Another Culture Day breaks its dawn with fabulous Hector and bright sun. We start full of youthful enthusiasm which is good – otherwise the 2,2 km march to the next bus station would have annoyed us.
As soon as we stride the Porta Real and enter Noto’s prinked baroque centre it gets obvious that this place is worth a visit. Especially when fresh wind is more tempting for a light jacket than for sand coating in your tiniest bikini.
While Taormina shares a style mixture with a range of aprox. 2.000 years and with Siracusa having a more off-scaling charm, Noto is all bright and nice and beautiful. Like easy-listening pop or chocolate ice cream, Noto is the everybody’s-darling-town of Sicilia’s East coast.
Like pearls on a string, grand buildings present their baroque facades along the Corso Vittorio Emanuele. Following the flock of tourists, we step through Porta Reale and make our way through Baroqueland.
We start with the Chiesa di Santa Chiara, a wonderfully inviting church with dignity and a statue of Padre Pio. Driven by the atmosphere of the church, I ignite a candle before we step out into the sun for the next highlights.
Next stop is Noto’s Cathedral, majestic and impressive yet with a different charm compared to Santa Chiara.
Getting more into the local style of decoration, we follow our guidebook and admire elaborate balconies in some of the cross-roads. Guess showing off in front of your neighbours was a common hobby back in 1694.
No matter where you turn here, you will always stand in front of beautiful buildings. Passing by the theatre is almost like: “yeah, see? Another one…”
With a bit of a distance from the Corso Vittorio Emanuele, we finally find an open place with a modern building at one side. It looks like something with bureaucracy in it, while the pattern of blind windows comes with a particular beauty.

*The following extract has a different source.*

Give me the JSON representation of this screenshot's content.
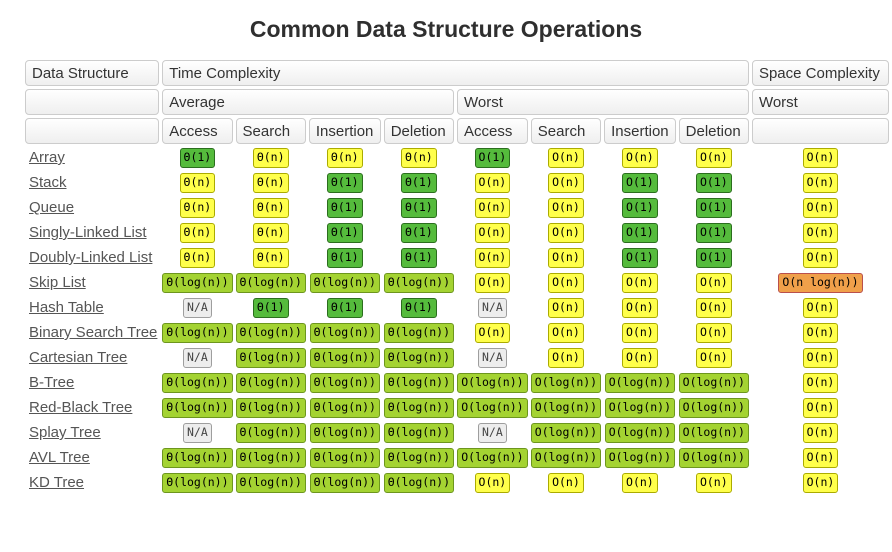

A few weeks ago, Noto was all blooming and flourishing during the annual flower festival Infiorata di Noto: Roads and stairs around the historic centre get filled with flower arrangements, all adding up to gigantic pictures in the slope streets. The forms are still visible and some of the stairs around have been painted, following this year’s device of “I Siciliani in America”. Hence, it is no wonder that the Statue of Liberty is to be found right here.
For lunch, we get served with all kinds of delicious antipasti + main course at the Trattoria Ducezio. Sometimes when I think back of the Sicilian holidays, I still dream of gamberetti all’ arancia…
However, we are not here for fun but for culture! Hence, next stop is an exhibition with works from Banksy, one of the contemporary artists I admire most.
Banksy’s street art is a nice contrast to the Baroque-as-Baroque-can architecture in Noto. Still full of impressions, we hop on one of the afternoon’s busses (ignoring the toothless taxi driver that tries to talk us in his car), heading up for Avola.
The town between Noto and our campsite is described as a hidden champion, a quiet town with a small historic core. In fact, it is non-touristic with only local highlights. The highlights are today’s funerals that pass one after the other while we wait on busses that might or might not exist on the cryptic timetable of the bus station.
Eventually, we make it on a bus and the friendly driver offers an extra stop for us, bringing us all back to Camping Sabbiadoro.